METHODS: This meta-analysis was undertaken to determine the added benefit of bevacizumab (BV) to chemotherapy in HER2-negative locally recurrent and mBC. RCTs that compared the efficacy and safety of BV+chemotherapy to placebo+chemotherapy in the first- or second-line setting were selected. The primary outcome was PFS. The secondary outcome measures were overall survival (OS) and objective response rate (ORR). Analysis of safety was done by pooling grades 3-5 toxicities. Four RCTs were included in the meta-analysis: E2100, AVADO, RIBBON-1, and RIBBON-2.
RESULTS: The use of BV+chemotherapy showed statistically significant improvement in PFS (HR 0.73 [0.65, 0.82] 95% Cl, p<0.0001); subgroup analysis of triple-negative breast cancer (TNBC) also showed statistically significant increase in PFS (HR 0.56 [0.47, 0.67] 95% Cl, P<0.00001). The ORR was statistically significant with a risk ratio of 1.36 in favour of BV (P<0.00001). OS did not reach statistical significance (HR 0.85 [0.56, 1.27] 95% Cl, p=0.42). Grades 3-5 toxicities were consistently higher in the BV arm with a risk ratio of 1.90 (p<0.00001).

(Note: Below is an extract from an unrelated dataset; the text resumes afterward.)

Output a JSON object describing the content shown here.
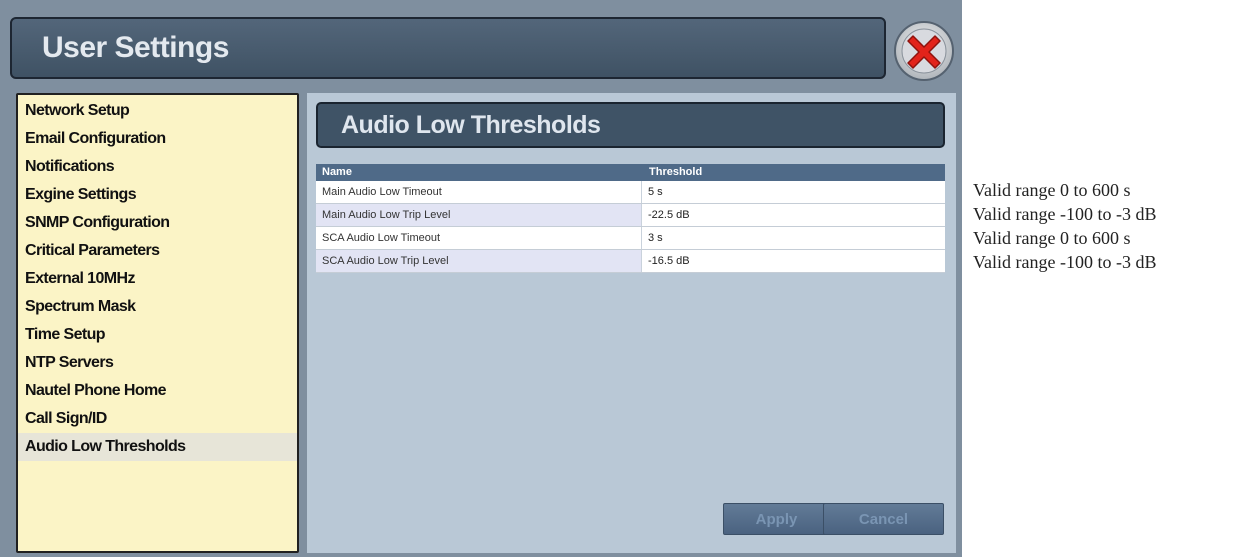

CONCLUSION: BV prolongs PFS and increases ORR in patients with HER2-negative locally-recurrent and mBC. OS was comparable in both arms. Toxicities significantly increased with the addition of BV to chemotherapy, but fatal reactions were rare in all four trials. The addition of BV to conventional first- or second-line chemotherapy is justified in TN mBC since there is still no standard treatment fot this.